Sunday, March 18, 2012

Where Was Ogygia, Isle of Calypso?


In Homer’s Odyssey, the wandering hero Odysseus spends seven years on the island of Ogygia, as the captive consort of Calypso the nymph. Nymphs, in Greek mythology, were female nature spirits often associated with specific locales. Calypso was said to be the daughter of the Titan Atlas, and so she was also known as “Atlantis.”
The Maltese have long claimed that Ogygia is actually Gozo, the second largest island in the Maltese archipelago. Some say Ogygia was in the Ionian Sea.
The Greek geographer Strabo of Alexandria (64 BC – AD 24), writing some seven centuries after Homer, argued in a critique of Greek historian Polybius that Homer clearly placed Ogygia not in the Mediterranean, where many assumed all of Odysseus’s exploits to have taken place, but in the middle of the Atlantic Ocean.
To quote Strabo:
At another instance he Polybius suppresses statements. For Homer says also, 'Now after the ship had left the river-stream of Oceanus', and, 'In the island of Ogygia, where is the navel of the sea', where the daughter of Atlas lives; and again, regarding the Phaiakians, 'Far apart we live in the wash of the waves, the farthermost of men, and no other mortals are conversant with us.' All these clearly suggest that he composed them to take place in the Atlantic Ocean."
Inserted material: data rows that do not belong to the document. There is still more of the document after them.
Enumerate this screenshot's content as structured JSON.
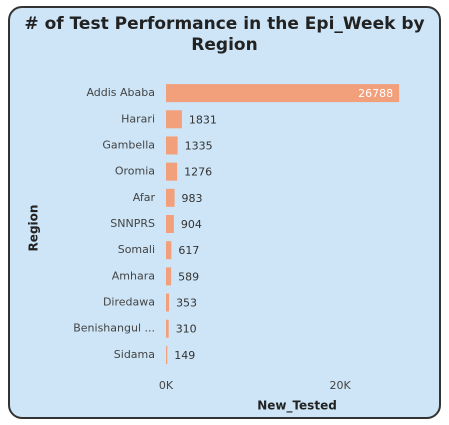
{
  "chart_data": {
    "type": "bar",
    "orientation": "horizontal",
    "title": "# of Test Performance in the Epi_Week by Region",
    "x_label": "New_Tested",
    "y_label": "Region",
    "categories": [
      "Addis Ababa",
      "Harari",
      "Gambella",
      "Oromia",
      "Afar",
      "SNNPRS",
      "Somali",
      "Amhara",
      "Diredawa",
      "Benishangul ...",
      "Sidama"
    ],
    "values": [
      26788,
      1831,
      1335,
      1276,
      983,
      904,
      617,
      589,
      353,
      310,
      149
    ],
    "color": "#f2a07b",
    "xlim": [
      0,
      27000
    ],
    "xticks": [
      {
        "value": 0,
        "label": "0K"
      },
      {
        "value": 20000,
        "label": "20K"
      }
    ]
  }
}
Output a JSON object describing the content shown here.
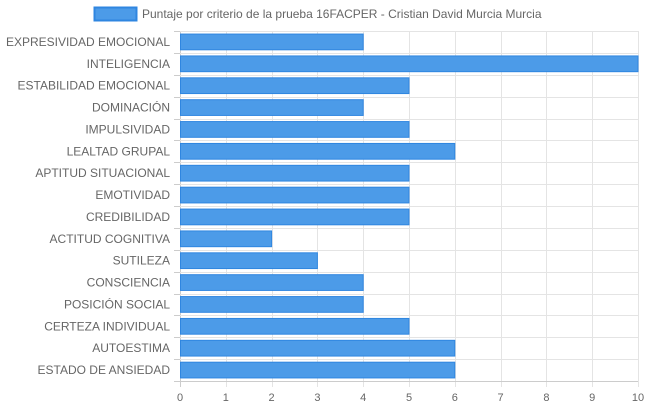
{
  "chart_data": {
    "type": "bar",
    "orientation": "horizontal",
    "categories": [
      "EXPRESIVIDAD EMOCIONAL",
      "INTELIGENCIA",
      "ESTABILIDAD EMOCIONAL",
      "DOMINACIÓN",
      "IMPULSIVIDAD",
      "LEALTAD GRUPAL",
      "APTITUD SITUACIONAL",
      "EMOTIVIDAD",
      "CREDIBILIDAD",
      "ACTITUD COGNITIVA",
      "SUTILEZA",
      "CONSCIENCIA",
      "POSICIÓN SOCIAL",
      "CERTEZA INDIVIDUAL",
      "AUTOESTIMA",
      "ESTADO DE ANSIEDAD"
    ],
    "series": [
      {
        "name": "Puntaje por criterio de la prueba 16FACPER - Cristian David Murcia Murcia",
        "values": [
          4,
          10,
          5,
          4,
          5,
          6,
          5,
          5,
          5,
          2,
          3,
          4,
          4,
          5,
          6,
          6
        ]
      }
    ],
    "xlim": [
      0,
      10
    ],
    "x_ticks": [
      "0",
      "1",
      "2",
      "3",
      "4",
      "5",
      "6",
      "7",
      "8",
      "9",
      "10"
    ],
    "grid": true,
    "legend_position": "top-center",
    "colors": {
      "bar_fill": "#4c9be8",
      "bar_stroke": "#2f86e0",
      "grid": "#e4e4e4",
      "axis": "#cccccc",
      "text": "#666666"
    }
  }
}
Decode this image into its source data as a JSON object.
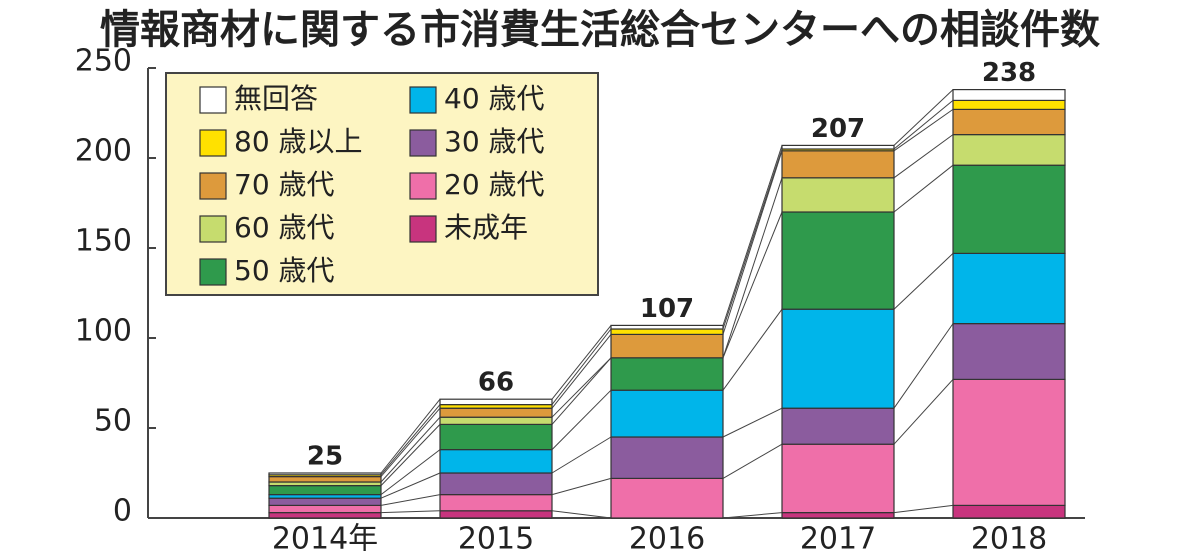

Another prominent classical writer, the Romanized Greek historian Plutarch (46-120 AD), also places Ogygia in the Atlantic. In a fascinating natural history chapter of his Moralia entitled “The Face on the Moon,” Plutarch writes:
Well, I am but the actor of the piece, but first I shall say that its author began for our sake — if there be no objection — with a quotation from Homer:
An isle, Ogygia, lies far out at sea,
a run of five days off from Britain as you sail westward; and three other islands equally distant from it and from one another lie out from it in the general direction of the summer sunset. In one of these, according to the tale told by the natives, Cronus is confined by Zeus, and the antique (Briareus), holding watch and ward over those islands and the sea that they call the Cronian main, has been settled close beside him. The great mainland, by which the great ocean is encircled, while not so far from the other islands, is about five thousand stades from Ogygia, the voyage being made by oar, for the main is slow to traverse and muddy as a result of the multitude of streams. The streams are discharged by the great land-mass and produce alluvial deposits, thus giving density and earthiness to the sea, which has been thought actually to be congealed. On the coast of the mainland Greeks dwell about a gulf which is not smaller than the Maeotis and the mouth of the Caspian sea.
[MYTHOLOGY NOTE: Briareus was one of the three Hekatonkheires, ancient giants of Greek myth who helped Zeus and the other Olympian gods overthrow the Titans. Cronus and other Titans were imprisoned in Tartarus, beneath the underworld, and the Hekatonkheires were set as guards to prevent their escape. Hekatonkheires means “hundred-handed”; these giants were said to have fifty heads and a hundred hands.]
As Wikipedia notes, this passage in the Moralia has created considerable controversy. Some have used it as classical support for Plato’s account of Atlantis in the Timaeus. German astronomer Johannes Kepler (1571-1630), writing in his Kepleri Astronomi Opera Omnia proposed that “the great continent” mentioned by Plutarch was America and he fixed locations for Ogygia and the nearby islands. German classics scholar Wilhelm von Christ (1831-1906) agreed that the continent was America and was convinced that first-century Norse sailors traveling through Iceland, Greenland and the Baffin Region reached the coast of North America.
Others believed that Ogygia, placed west of Britain by Plutarch, could be the Emerald Isle. Seventeenth–century Irish historian RuaidhrĂ­ Ă“ Flaithbheartaigh (Roderic O’Flaherty) used Ogygia as a metaphor for Ireland in his work Ogygia: seu Rerum Hibernicarum Chronologia & etc (1685) translated into English as "Ogygia, or a Chronological Account of Irish Events Collected from Very Ancient Documents, etc.
There is still no consensus on the geographical specifics of Plutarch’s descriptions of Ogygia, the neighboring islands and the great continent beyond. But the fact that two thousand years ago a prominent historian was speaking about destinations west of Britain in the mysterious Atlantic Ocean certainly deserves closer scrutiny.